In their study, Khera and colleagues looked at data from 64,301 patients, all with multivessel CAD, in the U.S. National Cardiovascular Data Registry’s CathPCI Registry who had AMI and shock between July 2009 and March 2018.

Mean age was 66.4; about 32% of participants were female and 85% were white. Overall, about 35% had primary multivessel PCI. A subset of Medicare patients with longer-term outcomes data (median 4.6 years) was used for 1-year mortality outcome.

At presentation, 76% had STEMI. Of 48,943 patients with STEMI, 31.5% had multivessel PCI.

Hospital-level analysis of 1,336 hospitals showed median multivessel PCI use was 32.7% (interquartile range 25.0%-41.7%).

The complex association among evidence, guidelines, and practice “may be especially complex in the U.S., where, in the absence of a national health care program with strict clinical guidelines, we rely more heavily on individual practitioners to interpret evidence, and there may be greater variation in practice patterns,” DeJong and Redberg noted.
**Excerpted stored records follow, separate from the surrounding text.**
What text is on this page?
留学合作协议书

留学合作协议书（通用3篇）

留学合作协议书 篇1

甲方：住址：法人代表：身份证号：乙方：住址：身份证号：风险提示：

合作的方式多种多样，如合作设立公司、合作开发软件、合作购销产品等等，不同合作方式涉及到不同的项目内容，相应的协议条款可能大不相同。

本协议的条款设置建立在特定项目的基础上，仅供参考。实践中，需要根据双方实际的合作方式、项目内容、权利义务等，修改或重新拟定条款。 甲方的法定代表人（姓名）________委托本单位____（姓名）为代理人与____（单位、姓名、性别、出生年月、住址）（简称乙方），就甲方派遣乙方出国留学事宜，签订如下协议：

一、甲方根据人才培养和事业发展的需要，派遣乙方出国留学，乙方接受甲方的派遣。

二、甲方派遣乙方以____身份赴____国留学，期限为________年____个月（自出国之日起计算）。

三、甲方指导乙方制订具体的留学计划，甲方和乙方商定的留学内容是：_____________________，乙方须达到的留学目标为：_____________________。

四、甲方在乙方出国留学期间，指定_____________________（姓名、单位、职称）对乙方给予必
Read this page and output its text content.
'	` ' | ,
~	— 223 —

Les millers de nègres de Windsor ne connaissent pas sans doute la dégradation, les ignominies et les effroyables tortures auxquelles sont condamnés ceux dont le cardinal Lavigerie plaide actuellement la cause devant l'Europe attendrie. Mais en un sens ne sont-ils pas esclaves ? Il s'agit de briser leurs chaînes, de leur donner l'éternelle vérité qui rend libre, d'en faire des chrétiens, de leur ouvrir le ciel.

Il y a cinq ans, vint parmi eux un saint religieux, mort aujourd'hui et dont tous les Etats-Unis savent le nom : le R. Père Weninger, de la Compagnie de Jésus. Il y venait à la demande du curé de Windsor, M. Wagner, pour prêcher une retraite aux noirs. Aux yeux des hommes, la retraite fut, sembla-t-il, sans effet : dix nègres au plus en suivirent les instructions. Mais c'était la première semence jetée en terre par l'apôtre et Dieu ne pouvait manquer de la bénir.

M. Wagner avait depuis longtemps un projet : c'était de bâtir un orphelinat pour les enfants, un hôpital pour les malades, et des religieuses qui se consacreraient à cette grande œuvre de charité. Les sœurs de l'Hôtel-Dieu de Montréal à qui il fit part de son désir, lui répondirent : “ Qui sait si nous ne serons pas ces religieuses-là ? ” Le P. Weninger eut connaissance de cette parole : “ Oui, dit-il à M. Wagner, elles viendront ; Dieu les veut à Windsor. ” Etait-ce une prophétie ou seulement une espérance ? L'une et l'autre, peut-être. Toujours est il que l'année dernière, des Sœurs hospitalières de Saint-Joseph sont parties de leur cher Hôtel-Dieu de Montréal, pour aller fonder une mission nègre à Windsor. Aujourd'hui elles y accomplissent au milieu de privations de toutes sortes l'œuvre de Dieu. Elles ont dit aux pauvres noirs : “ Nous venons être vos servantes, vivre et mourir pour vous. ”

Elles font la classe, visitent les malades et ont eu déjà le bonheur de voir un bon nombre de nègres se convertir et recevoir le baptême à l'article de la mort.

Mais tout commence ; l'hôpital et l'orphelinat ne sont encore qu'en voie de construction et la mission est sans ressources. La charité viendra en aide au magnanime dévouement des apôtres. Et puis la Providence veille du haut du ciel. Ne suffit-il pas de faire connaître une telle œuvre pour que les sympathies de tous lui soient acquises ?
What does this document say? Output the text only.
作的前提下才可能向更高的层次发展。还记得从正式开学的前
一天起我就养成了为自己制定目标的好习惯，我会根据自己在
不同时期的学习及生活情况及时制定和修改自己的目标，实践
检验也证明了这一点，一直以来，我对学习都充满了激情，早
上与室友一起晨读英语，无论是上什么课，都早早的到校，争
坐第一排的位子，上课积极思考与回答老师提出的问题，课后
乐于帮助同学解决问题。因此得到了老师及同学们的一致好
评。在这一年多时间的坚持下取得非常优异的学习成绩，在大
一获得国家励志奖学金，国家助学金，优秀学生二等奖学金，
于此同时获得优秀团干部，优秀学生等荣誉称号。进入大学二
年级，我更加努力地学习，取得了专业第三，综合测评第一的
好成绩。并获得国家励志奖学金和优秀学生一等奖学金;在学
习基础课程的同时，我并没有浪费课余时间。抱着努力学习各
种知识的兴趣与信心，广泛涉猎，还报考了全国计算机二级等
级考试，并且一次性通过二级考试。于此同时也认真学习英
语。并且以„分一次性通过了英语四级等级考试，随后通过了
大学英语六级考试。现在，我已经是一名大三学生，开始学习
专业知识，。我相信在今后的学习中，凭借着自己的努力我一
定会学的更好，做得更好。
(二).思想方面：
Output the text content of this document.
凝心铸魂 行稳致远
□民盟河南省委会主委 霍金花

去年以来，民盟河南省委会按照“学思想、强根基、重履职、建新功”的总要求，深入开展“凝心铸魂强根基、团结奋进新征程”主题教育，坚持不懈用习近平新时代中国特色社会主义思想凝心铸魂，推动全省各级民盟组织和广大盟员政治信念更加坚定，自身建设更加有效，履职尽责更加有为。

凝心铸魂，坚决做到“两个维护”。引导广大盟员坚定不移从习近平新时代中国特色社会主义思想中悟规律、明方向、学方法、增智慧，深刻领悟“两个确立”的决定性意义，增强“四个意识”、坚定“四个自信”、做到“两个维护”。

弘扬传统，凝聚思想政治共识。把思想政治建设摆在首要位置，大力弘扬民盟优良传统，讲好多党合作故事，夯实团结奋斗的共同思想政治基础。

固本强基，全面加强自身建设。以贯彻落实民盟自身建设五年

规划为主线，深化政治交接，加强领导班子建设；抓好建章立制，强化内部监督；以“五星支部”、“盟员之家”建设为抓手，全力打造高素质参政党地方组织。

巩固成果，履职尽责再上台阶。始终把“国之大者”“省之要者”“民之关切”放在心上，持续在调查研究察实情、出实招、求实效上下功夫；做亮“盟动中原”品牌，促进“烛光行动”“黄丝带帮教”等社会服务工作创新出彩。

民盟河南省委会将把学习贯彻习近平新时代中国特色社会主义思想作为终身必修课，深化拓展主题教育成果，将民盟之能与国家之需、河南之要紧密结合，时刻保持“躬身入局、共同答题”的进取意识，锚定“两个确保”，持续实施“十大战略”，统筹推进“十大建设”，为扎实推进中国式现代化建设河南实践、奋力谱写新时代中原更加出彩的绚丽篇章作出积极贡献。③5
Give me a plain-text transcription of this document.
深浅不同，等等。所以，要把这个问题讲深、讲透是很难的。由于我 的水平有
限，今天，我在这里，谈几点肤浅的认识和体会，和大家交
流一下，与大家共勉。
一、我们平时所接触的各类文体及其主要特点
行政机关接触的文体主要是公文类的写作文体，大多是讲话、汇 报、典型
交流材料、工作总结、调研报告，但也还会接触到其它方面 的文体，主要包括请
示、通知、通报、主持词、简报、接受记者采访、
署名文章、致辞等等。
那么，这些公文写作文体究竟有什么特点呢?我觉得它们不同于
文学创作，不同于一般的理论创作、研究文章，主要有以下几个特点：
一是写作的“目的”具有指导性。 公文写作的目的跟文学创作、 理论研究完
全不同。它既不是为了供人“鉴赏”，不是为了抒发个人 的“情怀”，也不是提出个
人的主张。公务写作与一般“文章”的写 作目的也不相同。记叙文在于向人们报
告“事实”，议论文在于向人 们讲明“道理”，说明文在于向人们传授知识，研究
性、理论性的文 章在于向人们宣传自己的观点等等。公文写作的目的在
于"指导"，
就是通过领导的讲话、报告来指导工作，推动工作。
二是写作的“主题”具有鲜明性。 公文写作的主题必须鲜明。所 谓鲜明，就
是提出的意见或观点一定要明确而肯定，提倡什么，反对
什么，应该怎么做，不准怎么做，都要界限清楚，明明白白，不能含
Changing views on nonculprit stenting reflects maturation of evidence, they suggested. “Although the cost of RCTs may be a deterrent, the potential costs of unproven interventions—to both health care systems and patients — are greater,” the editorialists concluded.

The present study did not address multivessel PCI in AMI without shock. In addition, the study cannot prove causation for multivessel PCI on outcomes.

  1. Revascularization with multivessel percutaneous coronary intervention (PCI) in patients with acute myocardial infarction (AMI) and cardiogenic shock was tied to worse in-hospital outcomes than culprit-vessel PCI, especially in patients with ST-segment elevation myocardial infarction (STEMI), an observational study showed.

  2. The findings add to growing evidence suggesting practice change.

Paul Smyth, MD, Contributing Writer, BreakingMED™

The study was funded by the American College of Cardiology under its Research to Practice Initiative.

Khera was supported by a grant from the National Center for Advancing Translational Sciences of the National Institutes of Health.

DeJong reported being deposed as a legal expert witness in 2018 in a case pertaining to drug and device marketing to physicians and that her partner is employed by iRhythm Technologies. No other disclosures were reported.